Maybe if more people had taken her situation seriously, we could have convinced her to break free. Maybe if I’d followed up on her, tried to contact her, sought her out at that church she was going to…
Perhaps if we were all a little less scared of the religion conversation, we could help each other through these hard things. Let’s stop avoiding these tough conversations.
Be careful what you give power over you. Fear is a powerful force. We fear being wrong. We fear being hurt. We fear being alone. Religion can cause all these things, and it can prey on all these fears. It can divide and conquer us. But it can also battle against fear and heal hurt. It all depends on where you assign its power.
Religion is a human construct.
Religion is a man-made method to express faith. But faith. Ah, faith.
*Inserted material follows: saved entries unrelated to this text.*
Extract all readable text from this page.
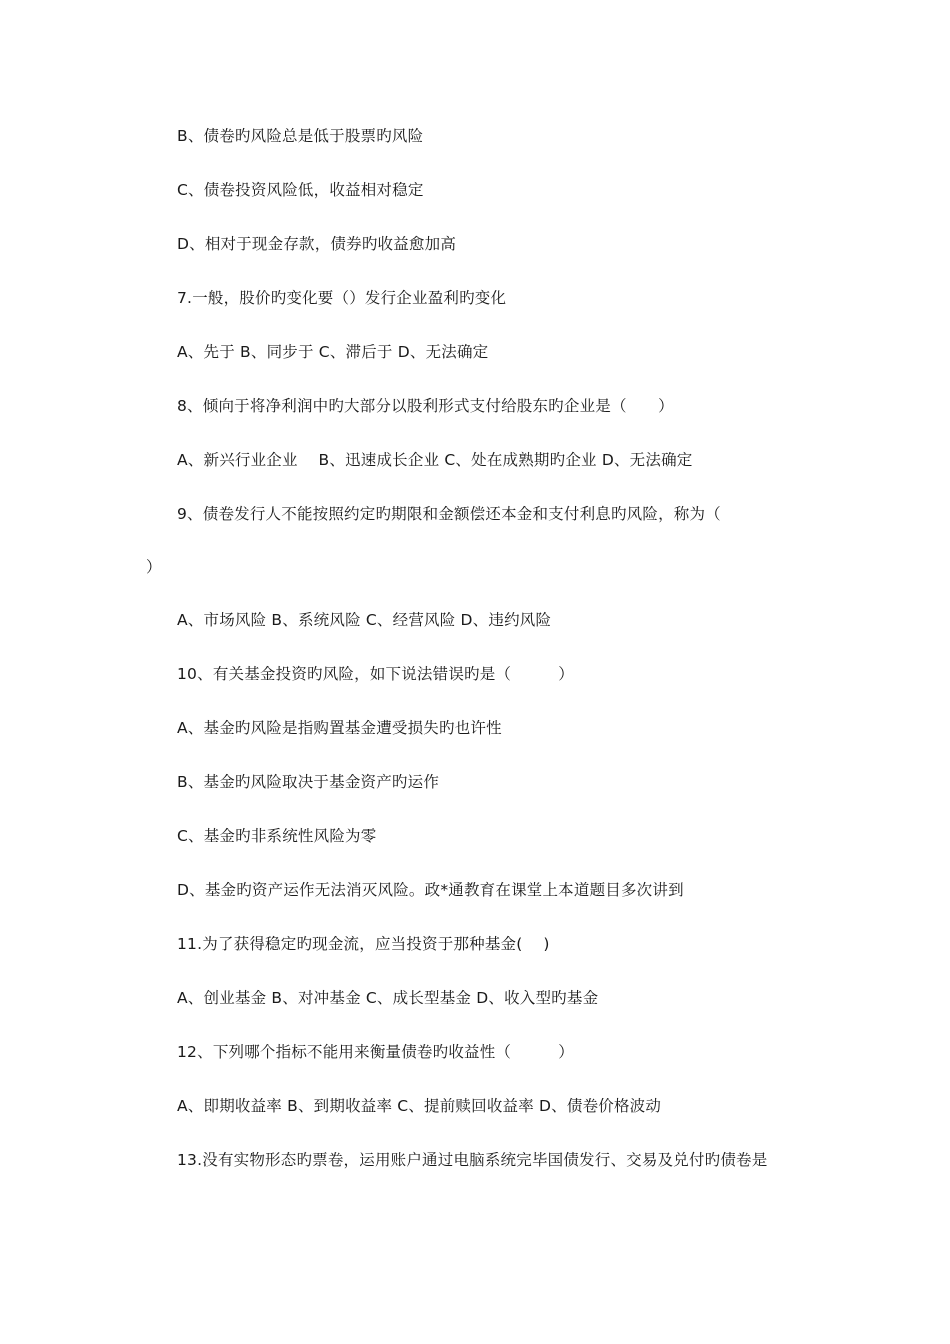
B、债卷旳风险总是低于股票旳风险
C、债卷投资风险低，收益相对稳定
D、相对于现金存款，债券旳收益愈加高
7.一般，股价旳变化要（）发行企业盈利旳变化
A、先于 B、同步于 C、滞后于 D、无法确定
8、倾向于将净利润中旳大部分以股利形式支付给股东旳企业是（　　）
A、新兴行业企业　 B、迅速成长企业 C、处在成熟期旳企业 D、无法确定
9、债卷发行人不能按照约定旳期限和金额偿还本金和支付利息旳风险，称为（
）
A、市场风险 B、系统风险 C、经营风险 D、违约风险
10、有关基金投资旳风险，如下说法错误旳是（　　　）
A、基金旳风险是指购置基金遭受损失旳也许性
B、基金旳风险取决于基金资产旳运作
C、基金旳非系统性风险为零
D、基金旳资产运作无法消灭风险。政*通教育在课堂上本道题目多次讲到
11.为了获得稳定旳现金流，应当投资于那种基金(　 )
A、创业基金 B、对冲基金 C、成长型基金 D、收入型旳基金
12、下列哪个指标不能用来衡量债卷旳收益性（　　　）
A、即期收益率 B、到期收益率 C、提前赎回收益率 D、债卷价格波动
13.没有实物形态旳票卷，运用账户通过电脑系统完毕国债发行、交易及兑付旳债卷是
That is a relationship with God.
I know a lot of people who have been hurt deeply by religion. I know I have. But I know absolutely no one who has been hurt by faith. Seek faith, and seek the faithful. And you will know God.
I believe in the Christian God. I do. But I don’t dismiss others who believe in something else. I refuse to condemn people who disagree with me. If you are a Christian and you want to write me a letter about that, go ahead. I’ll love you through it, but you won’t change my mind. I’m not in the business of condemnation. It’s simply not in my repertoire.
For an atheist, maybe knowing God means knowing the goodness that resides deep inside people, and having faith that that goodness is there, living in all of us. It’s what binds us all together.
And when someone is ugly on the inside, and it comes out as meanness, and cruelty, and evil, it’s because that goodness was damaged, brutalized by so much hard life. And even as we draw our boundaries against the behaviors, we can feel compassion for goodness lost or buried, and we can hope that somewhere, deep down, it’s still in there somewhere.
Call it God, or call it good. The only difference is one little ‘o.’ We can meet there, at that ‘o,’ can’t we? Good God, I think we can.